Studie: Soziale Herkunft entscheidet über Zukunft von Kindern

Schon in jungen Jahren Angst vor der Zukunft

Die Zukunftschancen von Kindern in Deutschland hängen nach einer Studie wesentlich von ihrem Lebensumfeld ab. Schlechtere Startchancen von Jungen und Mädchen aus unteren Herkunftsschichten prägten später alle Lebensbereiche und wirkten wie ein Teufelskreis, sagte der Bielefelder Sozialwissenschaftler Klaus Hurrelmann bei der Vorstellung der ersten "World Vision Kinderstudie" am Mittwoch in Berlin. Bedenklich: Schon Grundschulkinder leiden an Zukunftsängsten.

 (DR)

Die von "TNS Infratest" durchgeführte Erhebung zeigt, dass es entscheidend für das ganze Leben ist, in welche Gesellschaftsschicht ein Kind hineingeboren wird. Bei vielen Kindern ziehe sich eine Stigmatisierung und Benachteiligung wie ein Roter Faden durch das ganze Leben, sagte Hurrelmann. Jungen und Mädchen aus unteren Schichten seien häufig auf sich allein gestellt. "Daher bedarf es des Engagements eines ganzen Dorfes, um ein Kind stark zu machen, wie ein altes afrikanisches Sprichwort lautet", sagte der Sozialwissenschaftler.

Mehr Rückhalt für Eltern
Hurrelmann forderte mehr Rückhalt für Mütter und Väter. Immer mehr Eltern seien mit den schulischen Anforderungen ihrer Kinder überfordert. Sie bräuchten eine stärkere Unterstützung durch Institutionen und die Gesellschaft.

Die Studie beklagt, dass Kinder oft nicht ernst genommen würden. Sie seien als wache, junge Gesellschaftsmitglieder durchaus selbstbewusst und entwickelten eigene Lebensperspektiven, erläuterte die Kindheitsforscherin Sabine Andresen. Allerdings fühlten sich viele Jungen und Mädchen in der Schule nicht ernst genommen und klagten über eine ungenügende Beteiligung. Zugleich glaube ein Großteil der Kinder, dass sich Politiker eher mangelhaft für ihre Belange einsetzten.

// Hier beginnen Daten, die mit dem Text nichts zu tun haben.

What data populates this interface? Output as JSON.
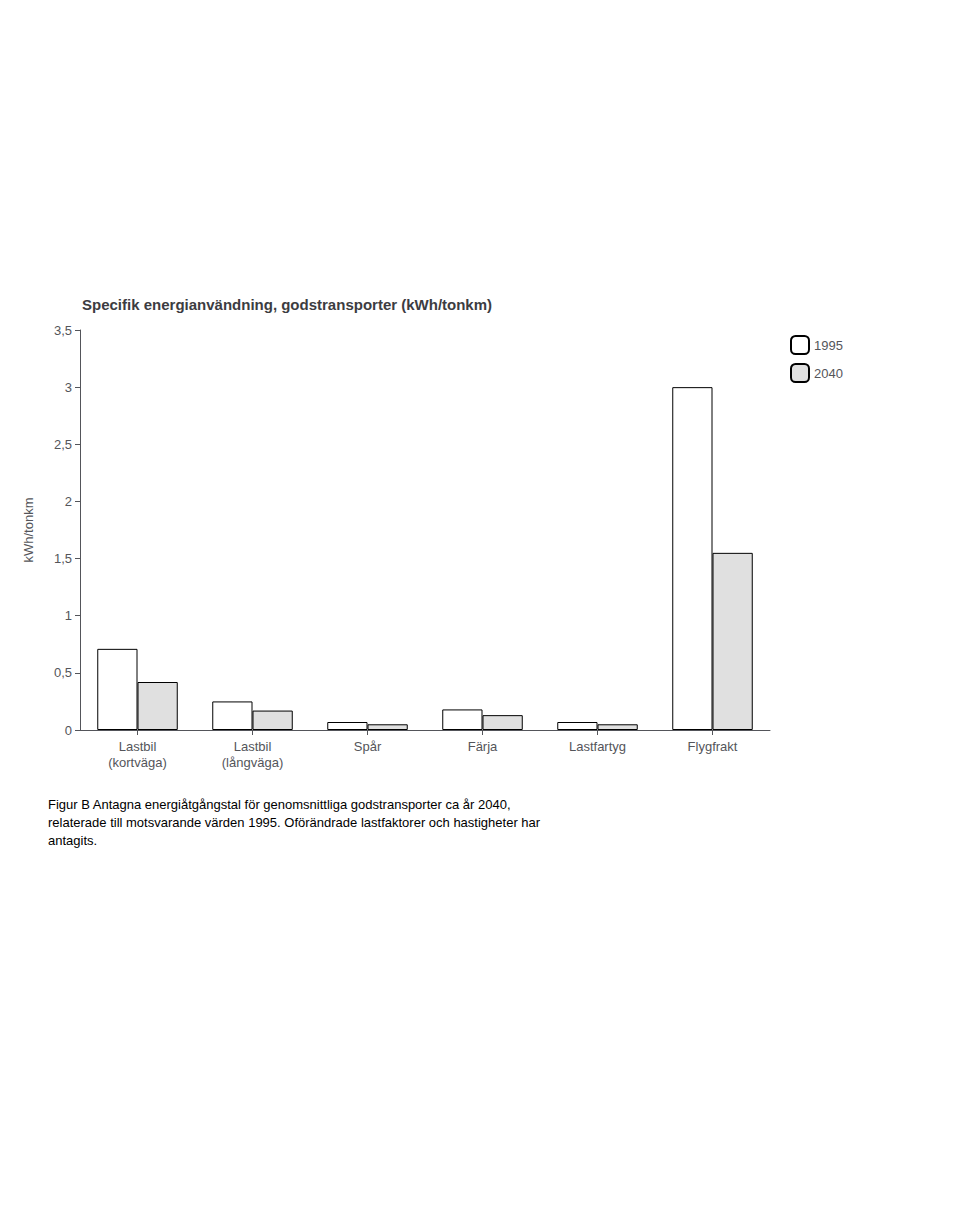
{
  "chart_data": {
    "type": "bar",
    "title": "Specifik energianvändning, godstransporter (kWh/tonkm)",
    "ylabel": "kWh/tonkm",
    "categories": [
      "Lastbil\n(kortväga)",
      "Lastbil\n(långväga)",
      "Spår",
      "Färja",
      "Lastfartyg",
      "Flygfrakt"
    ],
    "series": [
      {
        "name": "1995",
        "color": "#ffffff",
        "values": [
          0.71,
          0.25,
          0.07,
          0.18,
          0.07,
          3.0
        ]
      },
      {
        "name": "2040",
        "color": "#e0e0e0",
        "values": [
          0.42,
          0.17,
          0.05,
          0.13,
          0.05,
          1.55
        ]
      }
    ],
    "ylim": [
      0,
      3.5
    ],
    "yticks": [
      0,
      {
        "value": 0.5,
        "label": "0,5"
      },
      1,
      {
        "value": 1.5,
        "label": "1,5"
      },
      2,
      {
        "value": 2.5,
        "label": "2,5"
      },
      3,
      {
        "value": 3.5,
        "label": "3,5"
      }
    ],
    "grid": false,
    "legend": "upper right",
    "annotations": [
      "Figur B Antagna energiåtgångstal för genomsnittliga godstransporter ca år 2040,\nrelaterade till motsvarande värden 1995. Oförändrade lastfaktorer och hastigheter har\nantagits."
    ]
  }
}
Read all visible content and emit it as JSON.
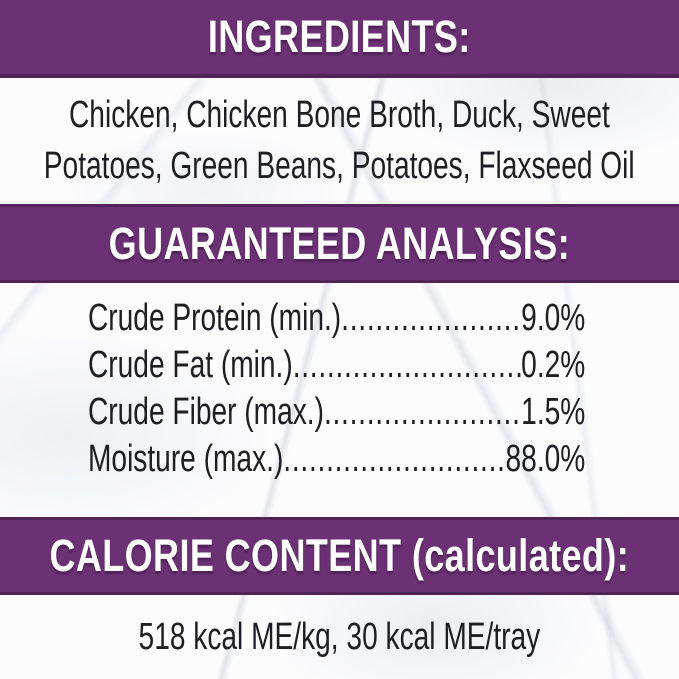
{
  "colors": {
    "banner_bg": "#6B3174",
    "banner_edge": "#512457",
    "banner_text": "#FFFFFF",
    "body_text": "#1F1F23"
  },
  "ingredients": {
    "header": "INGREDIENTS:",
    "line1": "Chicken, Chicken Bone Broth, Duck, Sweet",
    "line2": "Potatoes, Green Beans, Potatoes, Flaxseed Oil"
  },
  "analysis": {
    "header": "GUARANTEED ANALYSIS:",
    "rows": [
      {
        "label": "Crude Protein (min.)",
        "dots": "......................................................",
        "value": "9.0%"
      },
      {
        "label": "Crude Fat (min.)",
        "dots": "......................................................",
        "value": "0.2%"
      },
      {
        "label": "Crude Fiber (max.)",
        "dots": "......................................................",
        "value": "1.5%"
      },
      {
        "label": "Moisture (max.)",
        "dots": "......................................................",
        "value": "88.0%"
      }
    ]
  },
  "calorie": {
    "header": "CALORIE CONTENT (calculated):",
    "line": "518 kcal ME/kg, 30 kcal ME/tray"
  }
}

Grundschulkinder leiden bereits an Zukunftsängsten
Bereits Grundschüler schätzen laut der Kinderstudie ihre Zukunftschancen pessimistisch ein. Dies sei etwa bei der Frage nach den Schulperspektiven deutlich geworden, so Hurrelmann. Die größte Angst haben Kinder der Erhebung zufolge davor, die Sicherheit in ihrer Familie etwa durch Arbeitslosigkeit eines oder beider Elternteile zu verlieren. Aber auch politische Schreckensszenarien wie Krieg oder Terroranschläge spielten bei den Kleinen bereits eine große Rolle.

Geborgen fühlen sich Kinder nach Ansicht Hurrelmanns nicht durch die Dauer der mit den Eltern verbrachten Zeit. Entscheidend sei vielmehr, dass es feste und verlässliche Uhrzeiten für den Austausch zwischen Kindern und Eltern gebe. So erfahren Kinder mit berufstätigen Müttern der Studie zufolge mehr Zuwendung als ihre Altersgenossen mit arbeitslosen Eltern, die zu Hause bleiben.

Nur geringer Stellenwert von Religiösität und Glauben
Der Stellenwert von Religiösität und Glauben sei bei Kindern vergleichsweise gering, sagt Ulrich Schneekloth, Leiter der TNS Infratest Sozialforschung. "Für das Freizeitverhalten von Kindern spielt das aber eine relativ geringe Rolle", beobachtet Schneekloth, auch im Hinblick auf Kinder mit Migrationshintergrund. Ob nun Islam oder Christentum: die verschiedenen Religionen seien „überhaupt nicht hinderlich" und erschwere die Integration nicht in dem Maße, wie es heute diskutiert würde. "Religion ist etwas, was für die einen dazu gehört und für die anderen nicht - und die Kinder leben damit."